Olocausto nucleare per Poste Italiane

"Non sappia la tua mano sinistra ciò che fa la tua destra": dev'essere questo il motto evangelico che ispira l'operato di Poste Italiane, a cui suggerirei però di aggiungere anche quest'altro: "Se la tua mano o il tuo piede ti è occasione di scandalo, taglialo e gettalo via da te", ovvero licenziando un po' di cialtroni fancazzisti. Pura utopia, naturalmente, ma sperare è lecito.

Di che cosa parlo? Di un episodio – l'ennesimo, in questa commedia dell'assurdo che sono le poste italiane – che mi è capitato (e non si è ancora concluso) settimana scorsa. Qualcuno ha commesso l'errore di spedirmi un pacchetto, dall'estero, attraverso il servizio "Posta Celere". Settimana scorsa, martedì 14, non ero in casa tutto il giorno e il corriere non ha potuto consegnarmelo, ma mi ha lasciato lo sticker adesivo giallo con l'indicazione del numero di call center di Poste Italiane da contattare. E, indovina indovinello, chi fa le consegne dei pacchetti per conto di Poste Italiane? SDA, ovviamente, che in pratica è sempre Poste Italiane, ma con un altro nome. La mano sinistra e la mano destra, insomma. Mercoledì 15 chiamo il call center, dove un'addetta mi dice che il pacchetto l'avrei trovato il giorno dopo all'ufficio postale di via Cappellini, in zona Stazione Centrale. Normalmente finiscono lì i cosiddetti "pacchi inesitati", come si dice in burocratese.

Giovedì 16 mi presento, mostro l'avviso, l'impiegato scompare sul retro e dopo un po' torna: "Non c'è. Si vede che il corriere non è ancora passato a consegnarcelo". Mi ripresento venerdì 17, mostro lo stesso avviso, un altro impiegato scompare sul retro, ritorna e si ripete la scena del giorno prima: "Non c'è". Sono sempre più perplesso. Sabato mattina, terza spedizione. Stavolta m'imbatto nell'impiegata che più detesto di tutto l'ufficio postale. Per dare un'idea, un bradipo è un centometrista, al confronto. Le porgo l'avviso ormai spiegazzato e lei digita qualcosa al computer. Mi chiede l'indirizzo e poi dice: "Non c'è registrato nulla".

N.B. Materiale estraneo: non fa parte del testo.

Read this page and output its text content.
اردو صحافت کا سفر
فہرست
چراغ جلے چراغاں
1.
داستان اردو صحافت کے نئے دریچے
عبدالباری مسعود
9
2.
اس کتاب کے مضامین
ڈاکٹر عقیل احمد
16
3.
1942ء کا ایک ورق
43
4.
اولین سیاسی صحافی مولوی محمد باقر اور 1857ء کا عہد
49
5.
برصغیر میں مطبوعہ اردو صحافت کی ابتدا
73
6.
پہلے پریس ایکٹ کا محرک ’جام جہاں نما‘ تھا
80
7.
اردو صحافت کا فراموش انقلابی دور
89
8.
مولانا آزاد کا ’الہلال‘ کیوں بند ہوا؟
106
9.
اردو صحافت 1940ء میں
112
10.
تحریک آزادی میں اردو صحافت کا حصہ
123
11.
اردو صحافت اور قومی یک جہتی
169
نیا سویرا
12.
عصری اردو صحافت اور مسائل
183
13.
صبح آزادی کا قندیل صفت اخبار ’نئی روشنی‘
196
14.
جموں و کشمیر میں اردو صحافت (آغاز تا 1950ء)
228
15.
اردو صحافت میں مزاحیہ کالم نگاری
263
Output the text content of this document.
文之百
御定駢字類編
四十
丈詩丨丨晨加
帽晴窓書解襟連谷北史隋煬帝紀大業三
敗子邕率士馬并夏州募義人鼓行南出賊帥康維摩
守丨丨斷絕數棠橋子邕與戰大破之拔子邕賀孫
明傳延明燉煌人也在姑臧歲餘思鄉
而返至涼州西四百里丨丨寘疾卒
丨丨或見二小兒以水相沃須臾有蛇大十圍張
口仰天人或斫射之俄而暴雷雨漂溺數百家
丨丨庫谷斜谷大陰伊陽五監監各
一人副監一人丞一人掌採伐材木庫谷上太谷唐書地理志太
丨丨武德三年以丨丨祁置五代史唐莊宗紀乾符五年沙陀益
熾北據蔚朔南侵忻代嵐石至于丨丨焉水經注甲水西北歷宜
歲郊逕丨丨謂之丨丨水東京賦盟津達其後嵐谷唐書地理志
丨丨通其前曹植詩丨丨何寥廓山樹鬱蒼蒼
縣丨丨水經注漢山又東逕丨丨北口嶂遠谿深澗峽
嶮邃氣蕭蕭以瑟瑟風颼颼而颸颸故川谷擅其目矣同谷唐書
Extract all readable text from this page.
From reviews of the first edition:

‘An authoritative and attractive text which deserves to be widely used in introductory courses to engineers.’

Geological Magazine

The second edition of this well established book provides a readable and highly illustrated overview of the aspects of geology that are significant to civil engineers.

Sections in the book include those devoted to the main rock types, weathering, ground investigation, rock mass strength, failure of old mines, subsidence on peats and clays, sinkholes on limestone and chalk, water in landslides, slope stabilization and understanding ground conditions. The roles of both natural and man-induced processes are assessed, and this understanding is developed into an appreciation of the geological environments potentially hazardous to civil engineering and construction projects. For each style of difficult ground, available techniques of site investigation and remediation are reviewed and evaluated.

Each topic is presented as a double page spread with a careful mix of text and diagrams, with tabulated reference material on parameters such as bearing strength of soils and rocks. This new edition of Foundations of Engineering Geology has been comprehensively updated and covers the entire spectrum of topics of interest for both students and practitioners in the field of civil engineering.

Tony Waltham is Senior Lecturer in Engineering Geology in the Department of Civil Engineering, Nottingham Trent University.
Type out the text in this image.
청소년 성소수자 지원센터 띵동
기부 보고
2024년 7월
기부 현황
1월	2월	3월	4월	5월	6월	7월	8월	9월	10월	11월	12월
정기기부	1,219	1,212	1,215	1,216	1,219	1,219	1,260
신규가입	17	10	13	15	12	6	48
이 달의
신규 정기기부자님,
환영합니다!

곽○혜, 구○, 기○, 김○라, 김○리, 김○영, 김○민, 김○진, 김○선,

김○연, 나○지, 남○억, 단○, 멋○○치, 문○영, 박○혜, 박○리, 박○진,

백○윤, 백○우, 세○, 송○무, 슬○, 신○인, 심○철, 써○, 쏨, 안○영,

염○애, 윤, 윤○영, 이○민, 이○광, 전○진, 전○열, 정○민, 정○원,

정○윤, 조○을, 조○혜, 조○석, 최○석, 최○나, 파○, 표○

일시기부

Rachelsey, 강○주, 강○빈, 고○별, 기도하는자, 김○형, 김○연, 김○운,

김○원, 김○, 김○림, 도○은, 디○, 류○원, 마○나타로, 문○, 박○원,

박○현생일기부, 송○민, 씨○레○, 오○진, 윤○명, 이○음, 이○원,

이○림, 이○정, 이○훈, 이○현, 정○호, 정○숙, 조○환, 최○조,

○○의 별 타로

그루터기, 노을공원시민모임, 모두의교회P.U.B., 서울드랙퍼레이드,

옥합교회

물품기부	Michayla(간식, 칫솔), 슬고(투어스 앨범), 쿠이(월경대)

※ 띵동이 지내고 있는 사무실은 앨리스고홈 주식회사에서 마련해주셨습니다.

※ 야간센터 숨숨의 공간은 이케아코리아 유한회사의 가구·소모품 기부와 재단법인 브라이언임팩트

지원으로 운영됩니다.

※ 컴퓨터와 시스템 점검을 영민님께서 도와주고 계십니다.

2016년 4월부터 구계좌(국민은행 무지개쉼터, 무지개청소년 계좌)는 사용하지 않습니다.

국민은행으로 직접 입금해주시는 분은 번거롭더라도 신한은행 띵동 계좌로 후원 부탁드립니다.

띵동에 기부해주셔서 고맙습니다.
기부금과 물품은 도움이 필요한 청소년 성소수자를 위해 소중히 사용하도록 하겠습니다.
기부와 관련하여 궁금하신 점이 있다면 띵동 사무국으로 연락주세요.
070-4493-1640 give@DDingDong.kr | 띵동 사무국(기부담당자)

Non-c'è-registrato-nulla. Credo di avere avuto una specie di black-out cognitivo, in quel momento. Insomma, non ci ho visto più e ho dovuto trattenermi per non urlarle di alzare quel suo culone di pietra e andare a vedere sul retro. Le sibilo che è il terzo giorno di fila che vengo e che non è possibile che ancora non ci sia quel pacchetto. Forse il corriere se lo porta in giro a prendere aria? Torna dopo un po' e mi dice: "Non g'è". Allora do il via alla scena madre, sfogando il mio istrionismo. E mi sento dire, nell'ordine: "Che cosa vuole che ne sappiano al call center!" – Beh, è il vostro call center, è il numero che date voi per chiedere informazioni! -, che non è colpa loro, ma di SDA (la famosa mano destra…). Quando gli domando se non possono contattare SDA, loro mi dicono candidamente di no. Mi lancio in una filippica contro SDA, che in fin dei conti è roba loro – "Eh, tanti si lamentano di SDA". Ah, ma bravi… e voi ve ne sbattete le palle così? -, con cui io ho sempre avuto problemi (e mai con Ups o Dhl, per esempio). Poi mi dicono persino: "Del resto, lei non era in casa". Sono annichilito: io non ero in casa… Dunque secondo loro dovrei prendere una settimana di ferie per aspettare il corriere? Poi un altro ancora mi spiega: "Quando mi arriva il pacco, io lo registro e faccio partire una cartolina bianca e lei può venire a ritirarlo". Ecco, giusto questo aspettavo. Gli dico che la volta precedente ero venuto a ritirarmi da solo il pacco perché loro, la cartolina bianca, me l'han mandata due mesi dopo e se io mi presentavo con quella… gli faccio un gesto con la mano come dire "buona notte al pacco". Su un pezzo di carta straccia mi scrivono il numero di telefono di SDA e mi dicono: chiami lì. Sono furente. Come? Loro non rintracciano un pacchetto tra casa mia e l'ufficio e io devo andare a chiamare per cercarlo? E poi, inutile dirlo, gli uffici di SDA (a Vimodrone, santi numi!) sono chiusi di sabato.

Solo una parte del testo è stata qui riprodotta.